A significant development was the selection of Professor Rohana Lakshman Piyadasa as the SLFP General Secretary. He is the head of the Department of Mass Communications at the University of Kelaniya. On Thursday, the Central Committee met again under the chairmanship of Sirisena and decided to expand the CC by inducting more professionals from universities and other establishments.

Former Minister S.B. Dissanayake, a prime mover of the no-confidence motion against Premier Wickremesinghe was appointed as Treasurer. Minister Duminda Dissanayake was picked as the National Organiser. When the party’s key decision making bodies had all convened, Minister Dissanayake proposed that the existing committee of office bearers be dissolved. The motion was seconded by President Sirisena. The new office bearers were named thereafter. President Sirisena was again elected as Party Chairman.

Former Presidents Chandrika Bandaranaike Kumaratunga and Mahinda Rajapaksa, together with former Prime Minister D.M. Jayaratne were appointed to the party’s advisory council. Earlier, Kumaratunga had remained a patron of the party. The names of the office bearers were approved unanimously.

Here is the list:
Advisory Council – Former President Chandrika Bandaranaike Kumaratunga, Former President Mahinda Rajapaksa and former Prime Minister D.M. Jayaratne
Chairman – President Maithripala Sirisena
General Secretary – Prof. Rohana Lakshman Piyadasa
National Organiser – Minister Duminda Dissanayake
Treasurer – MP S.B. Dissanayake

Senior Deputy Chairmen – Minister Nimal Siripala De Silva, MPs W.D.J. Seneviratne, Anura Priyadarshana Yapa and Susil Premajayantha
Deputy Chairmen – Minister A.H.M. Fowzie, Minister Sarath Amunugama, Minister Mahinda Amaraweera, MP Dayasiri Jayasekara, Northern Province Governor Reginald Cooray, State Minister Piyasena Gamage, Minister Vijith Wijayamuni Zoysa, Minister Mahinda Samarasinghe, MP Dilan Perera, MP Angajan Ramanathan and Southern Province Chief Minister Shan Wijayalal De Silva

Deputy Secretaries – Minister Ranjith Siyambalapitiya, Deputy Minister Lasantha Alagiyawanna, MP Sudarshni Fernandopulle, MP Sumedha G. Jayasena, Central Province Chief Minister Sarath Ekanayake, Western Province Chief Minister Isura Devapriya, North Western Province Chief Minister Dharmasiri Dassanayake and Uva Province Chief Minister Chamara Sampath Dassanayake.

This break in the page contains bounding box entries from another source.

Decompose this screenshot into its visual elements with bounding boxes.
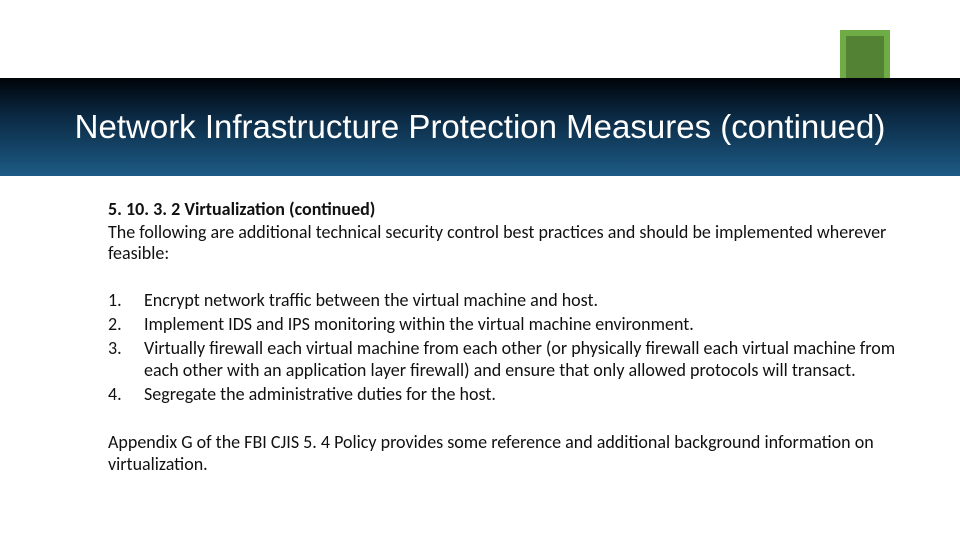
list-marker: 3. [108,338,144,382]
numbered-list: 1. Encrypt network traffic between the v… [108,290,902,406]
title-band: Network Infrastructure Protection Measur… [0,78,960,176]
slide-title: Network Infrastructure Protection Measur… [15,107,946,147]
list-marker: 4. [108,384,144,406]
slide-body: 5. 10. 3. 2 Virtualization (continued) T… [108,198,902,475]
list-text: Segregate the administrative duties for … [144,384,902,406]
slide: Network Infrastructure Protection Measur… [0,0,960,540]
list-text: Encrypt network traffic between the virt… [144,290,902,312]
list-text: Implement IDS and IPS monitoring within … [144,314,902,336]
list-item: 1. Encrypt network traffic between the v… [108,290,902,312]
closing-paragraph: Appendix G of the FBI CJIS 5. 4 Policy p… [108,432,902,475]
list-text: Virtually firewall each virtual machine … [144,338,902,382]
list-item: 4. Segregate the administrative duties f… [108,384,902,406]
list-item: 2. Implement IDS and IPS monitoring with… [108,314,902,336]
intro-paragraph: The following are additional technical s… [108,222,902,264]
section-heading: 5. 10. 3. 2 Virtualization (continued) [108,198,902,220]
list-marker: 2. [108,314,144,336]
list-item: 3. Virtually firewall each virtual machi… [108,338,902,382]
list-marker: 1. [108,290,144,312]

The plum positions notwithstanding, 13 members from the group of 16 SLFPers who are now sitting in the opposition benches, were in for a rude shock last Tuesday. In what seemed a way of enjoying the best of both worlds, they influenced the “Joint Opposition” to propose the name of Sudarshani Fernandopulle as a contestant for the post of Deputy Speaker. The move even won the endorsement of the ‘JO’ Parliamentary leader Dinesh Gunawardena.

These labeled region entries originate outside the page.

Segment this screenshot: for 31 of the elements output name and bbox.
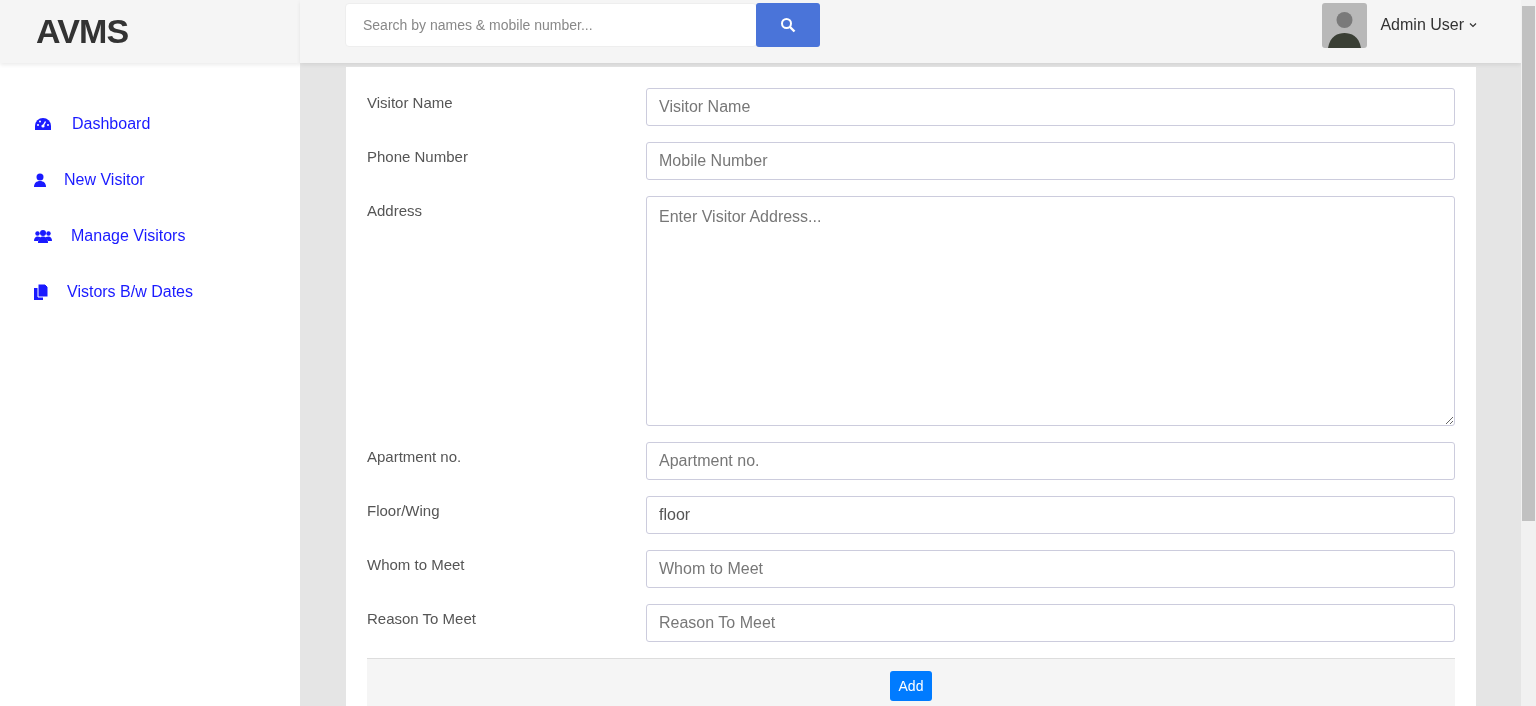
field-label: Visitor Name [367,93,454,113]
gauge-icon [34,117,52,131]
input-field[interactable]: Visitor Name [646,88,1455,126]
add-button[interactable]: Add [889,671,933,701]
input-field[interactable]: floor [646,496,1455,534]
field-label: Phone Number [367,147,469,167]
input-field[interactable]: Reason To Meet [646,604,1455,642]
field-label: Floor/Wing [367,501,441,521]
user-icon [34,173,46,187]
field-label: Whom to Meet [367,555,466,575]
copy-icon [34,284,48,300]
scrollbar[interactable] [1521,0,1536,706]
search-icon [780,17,796,33]
sidebar-link[interactable]: Dashboard [34,111,300,137]
sidebar-link[interactable]: Manage Visitors [34,223,300,249]
sidebar-link[interactable]: Vistors B/w Dates [34,279,300,305]
search-button[interactable] [756,3,820,47]
field-label: Apartment no. [367,447,463,467]
input-field[interactable]: Mobile Number [646,142,1455,180]
user-menu[interactable]: Admin User [1380,13,1477,37]
users-icon [34,229,52,243]
brand-logo: AVMS [36,11,129,52]
input-field[interactable]: Whom to Meet [646,550,1455,588]
avatar-icon [1322,2,1368,48]
sidebar-link[interactable]: New Visitor [34,167,300,193]
field-label: Address [367,201,424,221]
search-field[interactable]: Search by names & mobile number... [345,3,757,47]
input-field[interactable]: Apartment no. [646,442,1455,480]
address-field[interactable]: Enter Visitor Address... [646,196,1455,426]
caret-icon [1469,22,1477,28]
field-label: Reason To Meet [367,609,477,629]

However, when it came to voting time, the UNP candidate Ananda Kumarasiri had polled 97 votes as against 55 for Fernandopulle. Some of the pro ‘JO’ SLFP MPs were seen in the Parliamentary canteen at voting time. A key SLFPer in the ‘JO’ admitted that some of their colleagues did not turn up at voting time only because they had not been consulted. “We don’t want the JO leadership in Parliament to just foist a decision on us. A new tail cannot wag the head. That is wrong,” said one of those who did not cast their vote. Another added “those in the group of 16 get rewarded with positions in their party and only want to use us at the same time. We are not for that.” That indeed was a snub for the ‘JO’ leadership in Parliament. So much so, those who were in the forefront backing Fernandopulle kept away from a meeting.

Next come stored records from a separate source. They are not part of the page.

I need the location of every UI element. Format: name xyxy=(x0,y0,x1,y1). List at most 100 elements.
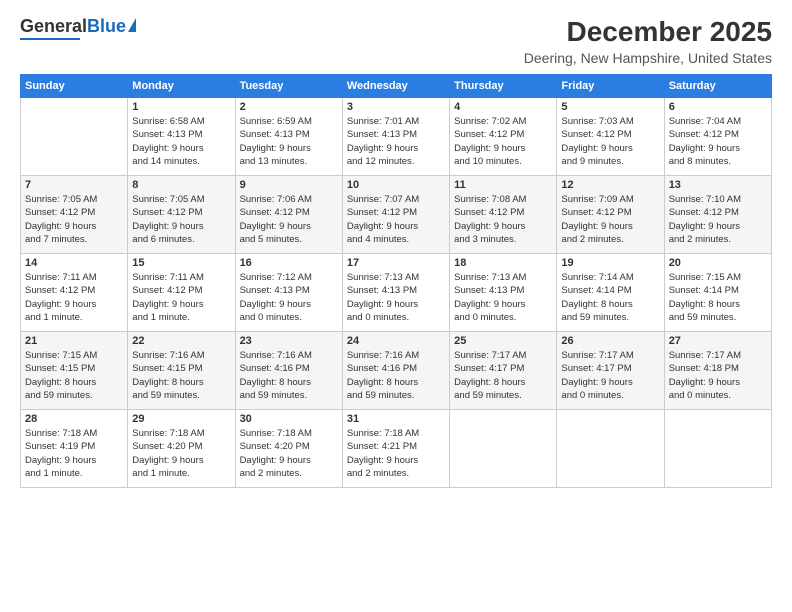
subtitle: Deering, New Hampshire, United States xyxy=(524,50,772,66)
header: General Blue December 2025 Deering, New … xyxy=(20,16,772,66)
day-number: 30 xyxy=(240,413,338,425)
calendar-week-1: 1 Sunrise: 6:58 AMSunset: 4:13 PMDaylight… xyxy=(21,98,772,176)
logo-blue: Blue xyxy=(87,16,126,37)
calendar-cell: 24 Sunrise: 7:16 AMSunset: 4:16 PMDayligh… xyxy=(342,332,449,410)
calendar-header-row: SundayMondayTuesdayWednesdayThursdayFrid… xyxy=(21,75,772,98)
page: General Blue December 2025 Deering, New … xyxy=(0,0,792,612)
day-info: Sunrise: 7:18 AMSunset: 4:20 PMDaylight:… xyxy=(240,427,338,480)
logo: General Blue xyxy=(20,16,136,40)
day-info: Sunrise: 7:13 AMSunset: 4:13 PMDaylight:… xyxy=(347,271,445,324)
day-number: 7 xyxy=(25,179,123,191)
calendar-cell: 8 Sunrise: 7:05 AMSunset: 4:12 PMDaylight… xyxy=(128,176,235,254)
day-number: 26 xyxy=(561,335,659,347)
day-number: 9 xyxy=(240,179,338,191)
day-info: Sunrise: 7:16 AMSunset: 4:16 PMDaylight:… xyxy=(240,349,338,402)
day-info: Sunrise: 7:05 AMSunset: 4:12 PMDaylight:… xyxy=(25,193,123,246)
calendar-cell: 14Sunrise: 7:11 AMSunset: 4:12 PMDayligh… xyxy=(21,254,128,332)
day-number: 5 xyxy=(561,101,659,113)
day-info: Sunrise: 7:14 AMSunset: 4:14 PMDaylight:… xyxy=(561,271,659,324)
day-number: 31 xyxy=(347,413,445,425)
day-info: Sunrise: 7:16 AMSunset: 4:16 PMDaylight:… xyxy=(347,349,445,402)
calendar-cell: 23 Sunrise: 7:16 AMSunset: 4:16 PMDayligh… xyxy=(235,332,342,410)
day-number: 6 xyxy=(669,101,767,113)
calendar-cell: 20 Sunrise: 7:15 AMSunset: 4:14 PMDayligh… xyxy=(664,254,771,332)
day-number: 21 xyxy=(25,335,123,347)
calendar-header-monday: Monday xyxy=(128,75,235,98)
day-number: 28 xyxy=(25,413,123,425)
calendar-week-4: 21 Sunrise: 7:15 AMSunset: 4:15 PMDayligh… xyxy=(21,332,772,410)
calendar-cell: 28 Sunrise: 7:18 AMSunset: 4:19 PMDayligh… xyxy=(21,410,128,488)
day-info: Sunrise: 7:08 AMSunset: 4:12 PMDaylight:… xyxy=(454,193,552,246)
calendar-header-friday: Friday xyxy=(557,75,664,98)
calendar-cell: 26 Sunrise: 7:17 AMSunset: 4:17 PMDayligh… xyxy=(557,332,664,410)
day-number: 18 xyxy=(454,257,552,269)
day-number: 8 xyxy=(132,179,230,191)
day-info: Sunrise: 7:10 AMSunset: 4:12 PMDaylight:… xyxy=(669,193,767,246)
calendar-cell: 6 Sunrise: 7:04 AMSunset: 4:12 PMDaylight… xyxy=(664,98,771,176)
day-number: 10 xyxy=(347,179,445,191)
day-number: 23 xyxy=(240,335,338,347)
day-number: 4 xyxy=(454,101,552,113)
calendar-table: SundayMondayTuesdayWednesdayThursdayFrid… xyxy=(20,74,772,488)
day-number: 15 xyxy=(132,257,230,269)
calendar-cell: 13 Sunrise: 7:10 AMSunset: 4:12 PMDayligh… xyxy=(664,176,771,254)
calendar-cell: 17 Sunrise: 7:13 AMSunset: 4:13 PMDayligh… xyxy=(342,254,449,332)
day-number: 29 xyxy=(132,413,230,425)
day-info: Sunrise: 7:12 AMSunset: 4:13 PMDaylight:… xyxy=(240,271,338,324)
day-number: 1 xyxy=(132,101,230,113)
day-number: 2 xyxy=(240,101,338,113)
day-number: 24 xyxy=(347,335,445,347)
day-info: Sunrise: 6:58 AMSunset: 4:13 PMDaylight:… xyxy=(132,115,230,168)
calendar-header-sunday: Sunday xyxy=(21,75,128,98)
day-number: 16 xyxy=(240,257,338,269)
day-info: Sunrise: 7:06 AMSunset: 4:12 PMDaylight:… xyxy=(240,193,338,246)
calendar-cell: 2 Sunrise: 6:59 AMSunset: 4:13 PMDaylight… xyxy=(235,98,342,176)
day-info: Sunrise: 7:02 AMSunset: 4:12 PMDaylight:… xyxy=(454,115,552,168)
day-info: Sunrise: 7:09 AMSunset: 4:12 PMDaylight:… xyxy=(561,193,659,246)
day-info: Sunrise: 6:59 AMSunset: 4:13 PMDaylight:… xyxy=(240,115,338,168)
day-number: 17 xyxy=(347,257,445,269)
day-number: 11 xyxy=(454,179,552,191)
day-info: Sunrise: 7:17 AMSunset: 4:18 PMDaylight:… xyxy=(669,349,767,402)
day-number: 27 xyxy=(669,335,767,347)
calendar-cell: 25Sunrise: 7:17 AMSunset: 4:17 PMDayligh… xyxy=(450,332,557,410)
calendar-cell: 15Sunrise: 7:11 AMSunset: 4:12 PMDayligh… xyxy=(128,254,235,332)
calendar-header-wednesday: Wednesday xyxy=(342,75,449,98)
day-info: Sunrise: 7:05 AMSunset: 4:12 PMDaylight:… xyxy=(132,193,230,246)
calendar-cell: 12Sunrise: 7:09 AMSunset: 4:12 PMDayligh… xyxy=(557,176,664,254)
calendar-cell: 5Sunrise: 7:03 AMSunset: 4:12 PMDaylight… xyxy=(557,98,664,176)
day-info: Sunrise: 7:13 AMSunset: 4:13 PMDaylight:… xyxy=(454,271,552,324)
calendar-cell: 10 Sunrise: 7:07 AMSunset: 4:12 PMDayligh… xyxy=(342,176,449,254)
calendar-cell: 3 Sunrise: 7:01 AMSunset: 4:13 PMDaylight… xyxy=(342,98,449,176)
day-info: Sunrise: 7:15 AMSunset: 4:14 PMDaylight:… xyxy=(669,271,767,324)
day-number: 25 xyxy=(454,335,552,347)
calendar-week-5: 28 Sunrise: 7:18 AMSunset: 4:19 PMDayligh… xyxy=(21,410,772,488)
day-number: 3 xyxy=(347,101,445,113)
calendar-header-thursday: Thursday xyxy=(450,75,557,98)
calendar-cell: 1 Sunrise: 6:58 AMSunset: 4:13 PMDaylight… xyxy=(128,98,235,176)
calendar-cell xyxy=(664,410,771,488)
calendar-cell: 29 Sunrise: 7:18 AMSunset: 4:20 PMDayligh… xyxy=(128,410,235,488)
day-number: 13 xyxy=(669,179,767,191)
calendar-header-tuesday: Tuesday xyxy=(235,75,342,98)
day-info: Sunrise: 7:07 AMSunset: 4:12 PMDaylight:… xyxy=(347,193,445,246)
calendar-cell: 27 Sunrise: 7:17 AMSunset: 4:18 PMDayligh… xyxy=(664,332,771,410)
day-info: Sunrise: 7:15 AMSunset: 4:15 PMDaylight:… xyxy=(25,349,123,402)
calendar-cell: 4 Sunrise: 7:02 AMSunset: 4:12 PMDaylight… xyxy=(450,98,557,176)
calendar-cell xyxy=(450,410,557,488)
calendar-cell: 19 Sunrise: 7:14 AMSunset: 4:14 PMDayligh… xyxy=(557,254,664,332)
calendar-header-saturday: Saturday xyxy=(664,75,771,98)
logo-underline xyxy=(20,38,80,40)
day-info: Sunrise: 7:11 AMSunset: 4:12 PMDaylight:… xyxy=(25,271,123,324)
day-info: Sunrise: 7:04 AMSunset: 4:12 PMDaylight:… xyxy=(669,115,767,168)
day-info: Sunrise: 7:01 AMSunset: 4:13 PMDaylight:… xyxy=(347,115,445,168)
calendar-cell: 21 Sunrise: 7:15 AMSunset: 4:15 PMDayligh… xyxy=(21,332,128,410)
logo-text: General Blue xyxy=(20,16,136,37)
calendar-cell: 22Sunrise: 7:16 AMSunset: 4:15 PMDayligh… xyxy=(128,332,235,410)
calendar-cell xyxy=(21,98,128,176)
day-info: Sunrise: 7:18 AMSunset: 4:20 PMDaylight:… xyxy=(132,427,230,480)
day-info: Sunrise: 7:18 AMSunset: 4:19 PMDaylight:… xyxy=(25,427,123,480)
day-info: Sunrise: 7:17 AMSunset: 4:17 PMDaylight:… xyxy=(561,349,659,402)
day-number: 20 xyxy=(669,257,767,269)
day-number: 19 xyxy=(561,257,659,269)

In a week where both Sirisena and Wickremesinghe have seemingly patched up their differences and those of their parties, the question remains whether there would be more political eruptions during the rest of the government’s tenure. Whether there is or not, the lesson this week is that both coalition partners want to continue come hell or high water. One does not want the other to have a free run.